Vier Varianten sind es, über die gesprochen wird. Am unwahrscheinlichsten ist es wohl, dass alle bisher geplanten Anbauten verwirklicht werden und das ab Herbst leer stehende Gebäude der Dualen Oberschule (Dos) in Wengerohr anders genutzt wird. Kostenpunkt für diese Lösung: elf Millionen Euro.

Die günstigste Variante zur Beseitigung der Raumnot ist auch diejenige mit dem größten Umzugsbedarf: Dabei würde die Kurfürst-Balduin-Realschule komplett nach Wengerohr umziehen.
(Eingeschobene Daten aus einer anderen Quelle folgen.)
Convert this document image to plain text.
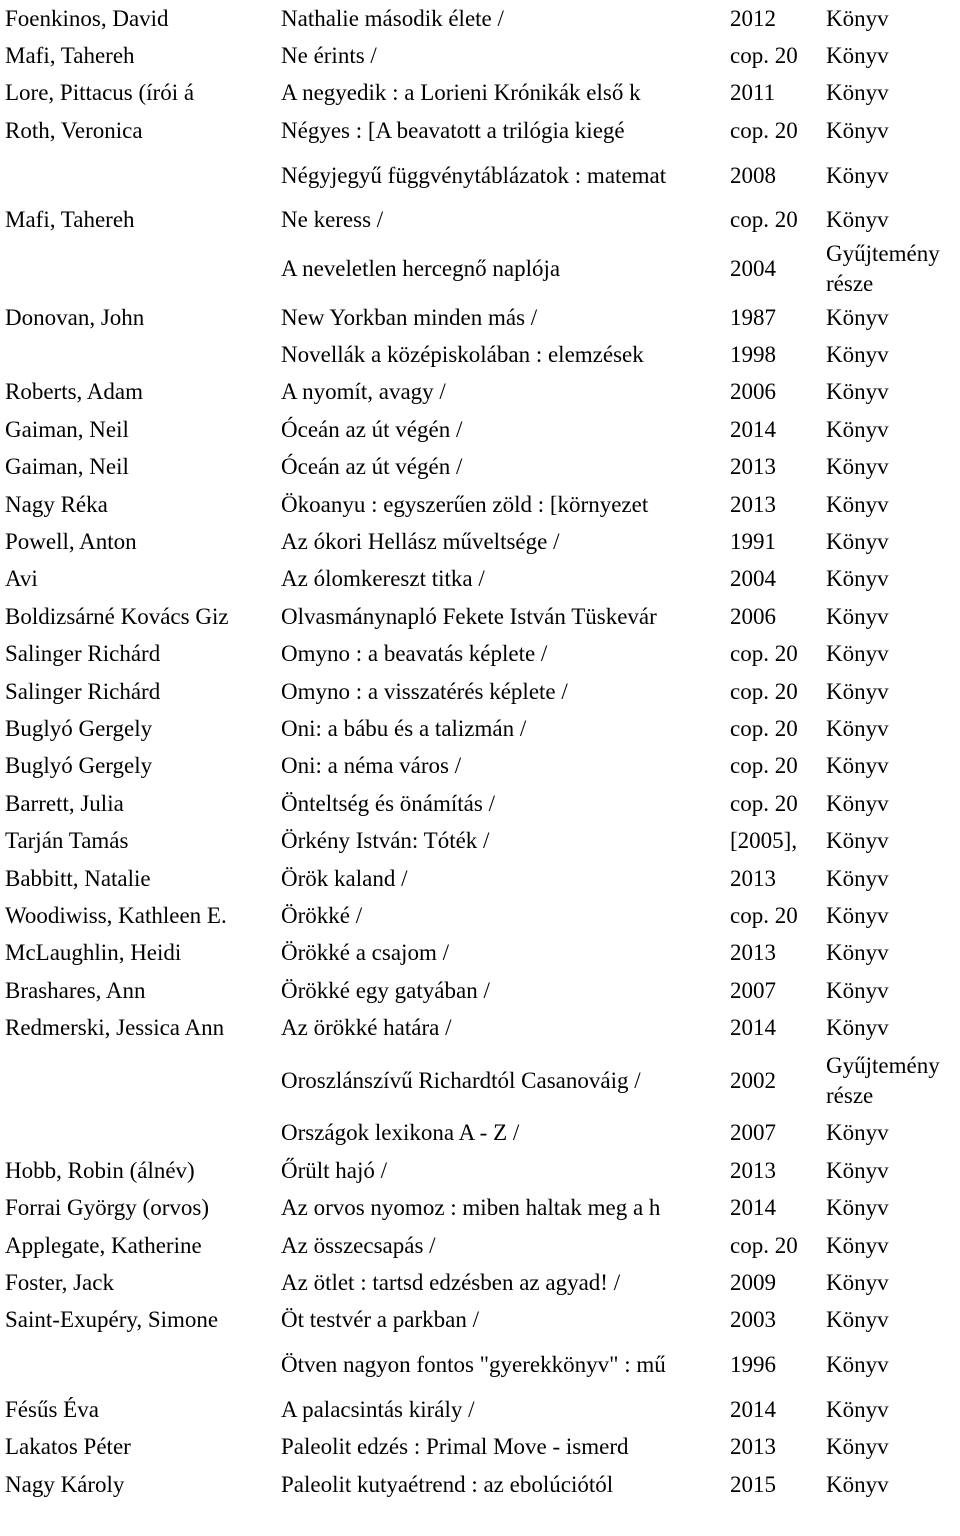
Foenkinos, David	Nathalie második élete /	2012	Könyv
Mafi, Tahereh	Ne érints /	cop. 20	Könyv
Lore, Pittacus (írói á	A negyedik : a Lorieni Krónikák első k	2011	Könyv
Roth, Veronica	Négyes : [A beavatott a trilógia kiegé	cop. 20	Könyv
	Négyjegyű függvénytáblázatok : matemat	2008	Könyv
Mafi, Tahereh	Ne keress /	cop. 20	Könyv
	A neveletlen hercegnő naplója	2004	Gyűjtemény része
Donovan, John	New Yorkban minden más /	1987	Könyv
	Novellák a középiskolában : elemzések	1998	Könyv
Roberts, Adam	A nyomít, avagy /	2006	Könyv
Gaiman, Neil	Óceán az út végén /	2014	Könyv
Gaiman, Neil	Óceán az út végén /	2013	Könyv
Nagy Réka	Ökoanyu : egyszerűen zöld : [környezet	2013	Könyv
Powell, Anton	Az ókori Hellász műveltsége /	1991	Könyv
Avi	Az ólomkereszt titka /	2004	Könyv
Boldizsárné Kovács Giz	Olvasmánynapló Fekete István Tüskevár	2006	Könyv
Salinger Richárd	Omyno : a beavatás képlete /	cop. 20	Könyv
Salinger Richárd	Omyno : a visszatérés képlete /	cop. 20	Könyv
Buglyó Gergely	Oni: a bábu és a talizmán /	cop. 20	Könyv
Buglyó Gergely	Oni: a néma város /	cop. 20	Könyv
Barrett, Julia	Önteltség és önámítás /	cop. 20	Könyv
Tarján Tamás	Örkény István: Tóték /	[2005],	Könyv
Babbitt, Natalie	Örök kaland /	2013	Könyv
Woodiwiss, Kathleen E.	Örökké /	cop. 20	Könyv
McLaughlin, Heidi	Örökké a csajom /	2013	Könyv
Brashares, Ann	Örökké egy gatyában /	2007	Könyv
Redmerski, Jessica Ann	Az örökké határa /	2014	Könyv
	Oroszlánszívű Richardtól Casanováig /	2002	Gyűjtemény része
	Országok lexikona A - Z /	2007	Könyv
Hobb, Robin (álnév)	Őrült hajó /	2013	Könyv
Forrai György (orvos)	Az orvos nyomoz : miben haltak meg a h	2014	Könyv
Applegate, Katherine	Az összecsapás /	cop. 20	Könyv
Foster, Jack	Az ötlet : tartsd edzésben az agyad! /	2009	Könyv
Saint-Exupéry, Simone	Öt testvér a parkban /	2003	Könyv
	Ötven nagyon fontos "gyerekkönyv" : mű	1996	Könyv
Fésűs Éva	A palacsintás király /	2014	Könyv
Lakatos Péter	Paleolit edzés : Primal Move - ismerd	2013	Könyv
Nagy Károly	Paleolit kutyaétrend : az ebolúciótól	2015	Könyv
Und zwar in das Dos-Gebäude und das der Liesertalschule. Die Liesertalschule würde im Gegenzug in das PWG-Nebengebäude ziehen. Die Gymnasiasten des PWG ziehen dann entweder mit den Klassenstufen sieben bis 13 oder fünf und sechs in das Gebäude der heutigen Realschule. Aus dem heutigen PWG-Hauptgebäude soll in dem einen Fall ein Orientierungsstufenzentrum oder im anderen Fall ein Oberstufenzentrum für beide Gymnasien werden. Die Kosten für diese Lösung liegen bei 2,5 Millionen Euro. 4,2 Millionen Euro würde es kosten, wenn in Wengerohr ein Oberstufenzentrum (Klassenstufen elf bis 13) für die beiden Gymnasien einzieht. Ein Orientierungsstufenzentrum (Klassen fünf bis sieben) beider Wittlicher Gymnasien im Stadtteil würde laut Sitzungsunterlagen rund 2,9 Millionen Euro kosten. Laut Vorlage für den Kreistag sind in den Kosten der einzelnen Varianten keine Summen für Sanierung und Umzüge eingerechnet.

Wie soll das Raumproblem der Wittlicher Schulen gelöst werden? Welche Schule soll wohin umziehen? Schreiben Sie uns.

EXTRA Anträge für den Kreistag: Die Schulen in Wittlich sollen als Einheit erhalten bleiben. Das fordert CDU-Kreistagsmitglied Margit Bastgen in einem Antrag für die Kreistagssitzung am Montag. Damit wären Teilverlegungen innerhalb des Stadtgebiets unmöglich gemacht. Zudem möchte sie, dass der im Kreistag zur Abstimmung stehende Schulentwicklungsplan unter anderem um die aktuellen Schülerzahlen ergänzt wird. Sie fordert zudem, dass der wirtschaftliche Einstieg des Landkreises Bernkastel-Wittlich bei Integrierten Gesamtschulen und Realschulen plus nicht zulasten erfolgreich arbeitender Schulgemeinschaft gehen darf. (har)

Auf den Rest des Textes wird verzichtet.